Mintz returns to The Washington Post’s Supreme Court beat for the next two years.
In an exclusive interview with Assistant Secretary of War John J. McCloy, who had served in the Roosevelt administration, Mintz reports on the refusal of the United States during World War II to bomb the rail lines transporting Holocaust victims to the Birkenau or the Auschwitz prison camps.
Mintz writes “At Any Cost: Corporate Greed, Women, and the Dalkon Shield,” exposing the manufacture and distribution of the Dalkon Shield, an intrauterine contraceptive device that ultimately makes millions of women vulnerable to serious infection, sterility and even death.
Having investigated the major tobacco companies since 1965, Mintz covers the landmark trial, Cipollone v. Liggett Group Inc., in which a federal jury finds the cigarette manufacturer liable in the 1984 lung-cancer death of Rose Cipollone. Cigarette makers disclose for the first time what they knew of the dangers of smoking.
Mintz retires from the Post.
Mintz becomes chair of the Fund for Investigative Journalism, a position he holds for three years.
In his report “Allies: The ACLU and the Tobacco Industry” for the Advocacy Institute, Mintz exposes the American Civil Liberties Union’s failure to inform its members that it accepted money from the tobacco industry and advocated for it in Congress.

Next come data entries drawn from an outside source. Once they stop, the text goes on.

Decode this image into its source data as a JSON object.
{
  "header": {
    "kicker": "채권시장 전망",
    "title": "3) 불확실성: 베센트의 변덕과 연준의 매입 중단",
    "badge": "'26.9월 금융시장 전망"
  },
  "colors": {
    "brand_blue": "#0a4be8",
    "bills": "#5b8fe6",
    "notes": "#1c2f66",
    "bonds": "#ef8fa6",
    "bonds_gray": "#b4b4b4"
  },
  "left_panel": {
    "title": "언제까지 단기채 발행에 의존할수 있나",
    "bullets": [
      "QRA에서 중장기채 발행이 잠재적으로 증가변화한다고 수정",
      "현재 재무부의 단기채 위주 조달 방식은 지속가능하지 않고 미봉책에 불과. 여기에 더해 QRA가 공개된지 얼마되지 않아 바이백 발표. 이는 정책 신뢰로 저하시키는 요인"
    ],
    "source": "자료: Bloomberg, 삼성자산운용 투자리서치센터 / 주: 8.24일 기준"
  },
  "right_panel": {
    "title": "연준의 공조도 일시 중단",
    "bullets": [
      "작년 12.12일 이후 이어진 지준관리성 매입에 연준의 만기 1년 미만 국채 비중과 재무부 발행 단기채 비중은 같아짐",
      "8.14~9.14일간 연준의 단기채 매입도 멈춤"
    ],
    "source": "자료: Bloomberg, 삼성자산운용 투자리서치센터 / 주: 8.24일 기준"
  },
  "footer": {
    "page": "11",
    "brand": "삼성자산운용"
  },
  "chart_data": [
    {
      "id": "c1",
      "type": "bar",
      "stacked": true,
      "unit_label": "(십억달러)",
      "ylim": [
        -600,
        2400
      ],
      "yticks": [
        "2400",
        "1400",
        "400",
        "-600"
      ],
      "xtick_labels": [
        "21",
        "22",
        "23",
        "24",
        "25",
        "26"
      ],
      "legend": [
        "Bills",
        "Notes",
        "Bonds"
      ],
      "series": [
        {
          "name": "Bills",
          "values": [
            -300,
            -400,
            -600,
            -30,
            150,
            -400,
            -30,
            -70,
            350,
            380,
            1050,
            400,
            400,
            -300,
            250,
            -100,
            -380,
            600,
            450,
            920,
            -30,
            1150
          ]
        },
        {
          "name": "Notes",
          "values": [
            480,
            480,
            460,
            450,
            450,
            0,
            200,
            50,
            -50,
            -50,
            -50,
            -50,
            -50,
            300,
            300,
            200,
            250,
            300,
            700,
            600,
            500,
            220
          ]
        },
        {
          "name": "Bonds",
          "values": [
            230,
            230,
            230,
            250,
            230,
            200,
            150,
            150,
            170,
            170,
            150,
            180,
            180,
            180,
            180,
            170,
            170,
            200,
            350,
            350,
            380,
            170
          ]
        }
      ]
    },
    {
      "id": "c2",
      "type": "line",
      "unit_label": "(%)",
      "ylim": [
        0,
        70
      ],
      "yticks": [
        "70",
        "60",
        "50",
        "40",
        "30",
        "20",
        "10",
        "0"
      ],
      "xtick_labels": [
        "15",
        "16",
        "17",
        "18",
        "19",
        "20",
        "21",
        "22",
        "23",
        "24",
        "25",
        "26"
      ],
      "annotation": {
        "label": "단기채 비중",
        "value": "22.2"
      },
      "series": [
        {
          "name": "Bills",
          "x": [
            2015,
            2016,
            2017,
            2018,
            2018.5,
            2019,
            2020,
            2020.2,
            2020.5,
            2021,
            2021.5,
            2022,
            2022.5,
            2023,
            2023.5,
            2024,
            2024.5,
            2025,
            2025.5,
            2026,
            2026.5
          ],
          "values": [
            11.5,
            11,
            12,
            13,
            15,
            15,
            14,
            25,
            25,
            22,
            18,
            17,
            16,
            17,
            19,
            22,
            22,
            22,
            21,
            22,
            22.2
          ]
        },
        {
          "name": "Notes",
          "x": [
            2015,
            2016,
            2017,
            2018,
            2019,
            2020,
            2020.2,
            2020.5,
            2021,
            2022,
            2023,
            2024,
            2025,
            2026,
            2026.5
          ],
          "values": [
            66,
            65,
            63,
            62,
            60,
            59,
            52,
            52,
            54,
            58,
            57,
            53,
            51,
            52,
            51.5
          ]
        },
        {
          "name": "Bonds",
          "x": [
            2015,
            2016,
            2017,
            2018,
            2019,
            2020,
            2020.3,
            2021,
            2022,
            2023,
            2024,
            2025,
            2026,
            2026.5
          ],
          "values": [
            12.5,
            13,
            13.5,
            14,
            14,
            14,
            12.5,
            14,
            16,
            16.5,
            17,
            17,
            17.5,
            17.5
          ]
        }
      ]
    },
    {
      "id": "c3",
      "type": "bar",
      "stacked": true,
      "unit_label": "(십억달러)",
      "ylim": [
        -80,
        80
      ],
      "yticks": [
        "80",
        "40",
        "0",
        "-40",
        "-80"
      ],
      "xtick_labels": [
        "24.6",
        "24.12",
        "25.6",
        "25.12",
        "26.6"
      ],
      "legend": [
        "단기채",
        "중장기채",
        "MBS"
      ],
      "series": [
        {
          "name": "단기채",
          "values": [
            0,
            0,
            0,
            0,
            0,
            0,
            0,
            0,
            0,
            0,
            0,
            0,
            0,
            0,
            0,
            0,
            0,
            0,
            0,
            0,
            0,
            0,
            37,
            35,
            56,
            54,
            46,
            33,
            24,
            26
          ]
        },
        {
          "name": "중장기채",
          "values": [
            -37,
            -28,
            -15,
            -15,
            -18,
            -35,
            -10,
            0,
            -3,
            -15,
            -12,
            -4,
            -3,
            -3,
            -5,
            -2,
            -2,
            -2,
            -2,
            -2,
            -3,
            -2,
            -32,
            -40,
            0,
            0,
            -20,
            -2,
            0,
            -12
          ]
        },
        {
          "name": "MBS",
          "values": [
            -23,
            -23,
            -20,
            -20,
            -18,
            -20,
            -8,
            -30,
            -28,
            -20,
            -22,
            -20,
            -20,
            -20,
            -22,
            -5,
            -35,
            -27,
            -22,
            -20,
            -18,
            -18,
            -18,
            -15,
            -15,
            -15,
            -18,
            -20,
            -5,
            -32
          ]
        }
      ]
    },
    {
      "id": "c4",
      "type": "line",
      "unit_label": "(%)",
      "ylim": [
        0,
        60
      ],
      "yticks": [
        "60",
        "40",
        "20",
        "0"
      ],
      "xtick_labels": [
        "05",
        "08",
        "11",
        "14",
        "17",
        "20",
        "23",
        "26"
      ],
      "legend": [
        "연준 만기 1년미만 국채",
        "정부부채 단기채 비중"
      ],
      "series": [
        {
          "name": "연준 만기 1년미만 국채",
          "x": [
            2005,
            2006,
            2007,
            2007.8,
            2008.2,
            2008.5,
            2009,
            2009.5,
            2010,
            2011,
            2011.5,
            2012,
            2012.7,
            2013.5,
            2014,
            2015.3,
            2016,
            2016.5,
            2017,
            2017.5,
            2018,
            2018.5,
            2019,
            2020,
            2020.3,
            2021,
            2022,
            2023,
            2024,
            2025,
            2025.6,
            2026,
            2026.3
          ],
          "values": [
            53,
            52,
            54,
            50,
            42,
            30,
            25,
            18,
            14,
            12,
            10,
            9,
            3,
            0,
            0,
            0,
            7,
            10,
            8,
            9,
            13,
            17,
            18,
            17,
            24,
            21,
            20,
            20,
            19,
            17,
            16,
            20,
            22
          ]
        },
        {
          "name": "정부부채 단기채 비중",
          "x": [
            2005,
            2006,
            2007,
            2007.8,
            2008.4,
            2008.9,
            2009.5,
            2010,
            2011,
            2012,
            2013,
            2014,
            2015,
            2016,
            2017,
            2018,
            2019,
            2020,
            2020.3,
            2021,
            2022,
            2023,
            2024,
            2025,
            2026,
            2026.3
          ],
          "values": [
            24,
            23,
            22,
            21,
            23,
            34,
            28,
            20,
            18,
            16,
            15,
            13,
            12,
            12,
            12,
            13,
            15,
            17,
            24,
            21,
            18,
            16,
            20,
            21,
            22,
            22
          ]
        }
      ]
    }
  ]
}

Mintz takes on the role of senior adviser for the newly created Nieman Foundation Watchdog Project.
Mintz writes media criticism for Tompaine.com, an early online opinion journal, in a series called “Mort Wants to Know.” In the 28-part series, Mintz poses questions that press is not asking of presidential and congressional candidates in the 2000 campaign.
Mintz writes “Two Minutes to Launch” for the American Prospect, which explains the U.S. missile defense program and its “hair-trigger” alert status.
Providing commentary for the Nieman Watchdog blog, Mintz becomes a national media critic.
Criticizing news pundits, Mintz says there should be a standard for news organizations to hold their talk show hosts and editorial writers accountable to journalism ethics and norm.
As senior adviser, Mintz continues to criticize mainstream media for the Nieman Watchdog Project, including a commentary on whether the media should hold corporate executives accountable for the negative effects of their products.